Outside diff comments:
In `@charts/ctrlplane/charts/workspace-engine/templates/statefulset.yaml`:
- Around line 46-50: The AES_256_KEY env var in workspace-engine statefulset
unconditionally references {{ .Release.Name }}-encryption-key which is not
created when using external secrets; wrap the AES_256_KEY env var block in the
same guard used for templates/secrets.yaml (the conditional that checks include
"ctrlplane.isValueFrom" .Values.global.secrets.encryptionKey) so the AES_256_KEY
entry is only emitted when the chart is creating the secret (mirror the guard
used around VARIABLES_AES_256_KEY).

---

Duplicate comments:
In `@charts/ctrlplane/charts/api/templates/secrets.yaml`:
- Around line 11-15: The AUTH_SECRET block in api/templates/secrets.yaml uses
the same pattern as web/templates/secrets.yaml but the generated or injected
secret value isn't wrapped with | quote; update the template so the branch that
outputs the existing secret (index $existing.data "AUTH_SECRET") and the branch
that generates a new secret (randAlphaNum 64 | b64enc) are both piped to | quote
to match the style in templates/secrets.yaml and avoid YAML parsing issues.

---

Nitpick comments:
In `@charts/ctrlplane/tests/secrets_test.yaml`:
- Around line 2-6: The suite-level templates list in
charts/ctrlplane/tests/secrets_test.yaml is missing
charts/web/templates/deployment.yaml and
charts/pty-proxy/templates/deployment.yaml, so add those two entries to the
top-level templates: array; then add test jobs that target those templates to
assert the env wiring: for charts/web/templates/deployment.yaml add tests
asserting container env contains name: AUTH_SECRET bound via
valueFrom.secretKeyRef to the auto-generated ctrlplane-web/AUTH_SECRET and a
second test that sets global.secrets.authSecret.valueFrom (e.g., name:
my-ext-auth, key: MY_AUTH) and asserts the ARTIFACT uses that secret; for
charts/pty-proxy/templates/deployment.yaml add tests asserting
VARIABLES_AES_256_KEY is wired to ctrlplane-encryption-key/AES_256_KEY and a
counterpart that sets global.secrets.encryptionKey.valueFrom (e.g.,
my-ext-aes/MY_AES) and asserts the valueFrom binding is used.

[coderabbitai]

⚠️ Potential issue | 🟡 Minor

Secret reuse and generation logic is correct; minor style inconsistency with | quote.

index $existing.data "AUTH_SECRET" correctly returns the already-base64-encoded value from the live Secret, safe to assign directly to data:. The short-circuit and safely handles the nil case when lookup returns nothing (e.g., first install or --dry-run).

Minor: {{ randAlphaNum 64 | b64enc }} (line 14) omits | quote, while charts/ctrlplane/templates/secrets.yaml uses {{ randAlphaNum 64 | b64enc | quote }}. Both produce valid YAML since base64 is YAML-safe, but aligning would improve consistency.

🤖 Prompt for AI Agents

Verify each finding against the current code and only fix it if needed.

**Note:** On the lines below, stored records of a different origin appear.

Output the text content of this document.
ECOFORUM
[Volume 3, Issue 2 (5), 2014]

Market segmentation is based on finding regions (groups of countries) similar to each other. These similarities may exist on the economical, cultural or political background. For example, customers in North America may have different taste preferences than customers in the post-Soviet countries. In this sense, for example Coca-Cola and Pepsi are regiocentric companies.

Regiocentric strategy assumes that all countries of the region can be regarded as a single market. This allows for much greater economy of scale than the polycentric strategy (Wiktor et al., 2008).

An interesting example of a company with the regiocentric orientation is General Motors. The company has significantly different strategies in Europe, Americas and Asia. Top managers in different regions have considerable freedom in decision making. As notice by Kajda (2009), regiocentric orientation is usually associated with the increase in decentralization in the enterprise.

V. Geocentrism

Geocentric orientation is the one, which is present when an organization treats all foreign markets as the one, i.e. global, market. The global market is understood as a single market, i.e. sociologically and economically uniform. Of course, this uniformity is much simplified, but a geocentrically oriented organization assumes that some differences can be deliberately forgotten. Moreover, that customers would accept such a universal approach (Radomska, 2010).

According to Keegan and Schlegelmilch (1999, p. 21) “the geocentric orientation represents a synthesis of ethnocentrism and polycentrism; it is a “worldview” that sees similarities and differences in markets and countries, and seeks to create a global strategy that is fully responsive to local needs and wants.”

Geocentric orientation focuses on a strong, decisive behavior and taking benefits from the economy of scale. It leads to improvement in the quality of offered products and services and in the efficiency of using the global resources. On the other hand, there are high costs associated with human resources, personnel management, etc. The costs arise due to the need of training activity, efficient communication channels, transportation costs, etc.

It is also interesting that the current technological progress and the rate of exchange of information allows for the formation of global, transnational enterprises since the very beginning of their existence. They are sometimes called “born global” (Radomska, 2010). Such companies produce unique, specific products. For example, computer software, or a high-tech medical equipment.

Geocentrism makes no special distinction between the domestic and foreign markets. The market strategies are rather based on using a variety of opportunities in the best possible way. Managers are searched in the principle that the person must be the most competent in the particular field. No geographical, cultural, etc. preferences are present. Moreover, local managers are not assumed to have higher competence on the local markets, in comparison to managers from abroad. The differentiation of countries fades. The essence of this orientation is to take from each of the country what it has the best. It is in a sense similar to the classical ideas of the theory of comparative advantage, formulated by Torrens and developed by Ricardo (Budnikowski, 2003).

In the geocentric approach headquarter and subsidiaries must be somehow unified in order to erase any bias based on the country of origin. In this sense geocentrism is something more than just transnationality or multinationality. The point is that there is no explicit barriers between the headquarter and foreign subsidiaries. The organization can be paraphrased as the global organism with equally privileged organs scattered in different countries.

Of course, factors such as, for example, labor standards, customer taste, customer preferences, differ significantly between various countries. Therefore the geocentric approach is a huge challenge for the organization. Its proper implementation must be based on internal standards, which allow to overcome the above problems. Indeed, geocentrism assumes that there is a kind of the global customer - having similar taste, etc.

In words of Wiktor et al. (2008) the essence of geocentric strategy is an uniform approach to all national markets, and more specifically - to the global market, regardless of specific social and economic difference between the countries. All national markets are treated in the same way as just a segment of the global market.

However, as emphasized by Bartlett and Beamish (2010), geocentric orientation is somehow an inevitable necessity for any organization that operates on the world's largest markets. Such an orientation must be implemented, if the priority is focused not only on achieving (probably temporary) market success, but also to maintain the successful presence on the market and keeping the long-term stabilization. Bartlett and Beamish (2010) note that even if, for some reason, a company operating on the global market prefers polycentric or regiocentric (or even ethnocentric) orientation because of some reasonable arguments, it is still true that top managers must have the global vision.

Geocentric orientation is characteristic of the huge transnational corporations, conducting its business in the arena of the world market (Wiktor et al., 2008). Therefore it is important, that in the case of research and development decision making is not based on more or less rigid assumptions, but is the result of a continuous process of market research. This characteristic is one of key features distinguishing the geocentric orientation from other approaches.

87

In `@charts/ctrlplane/charts/web/templates/secrets.yaml` around lines 11 - 15, The
AUTH_SECRET generation is inconsistent: when reusing an existing Secret you
assign the base64 value via index $existing.data "AUTH_SECRET", but the
newly-generated branch uses {{ randAlphaNum 64 | b64enc }} without | quote;
update the generated branch to mirror the existing-template style by piping the
b64 output through | quote (i.e., change the randAlphaNum 64 | b64enc branch to
include | quote) so both branches produce consistent YAML for AUTH_SECRET.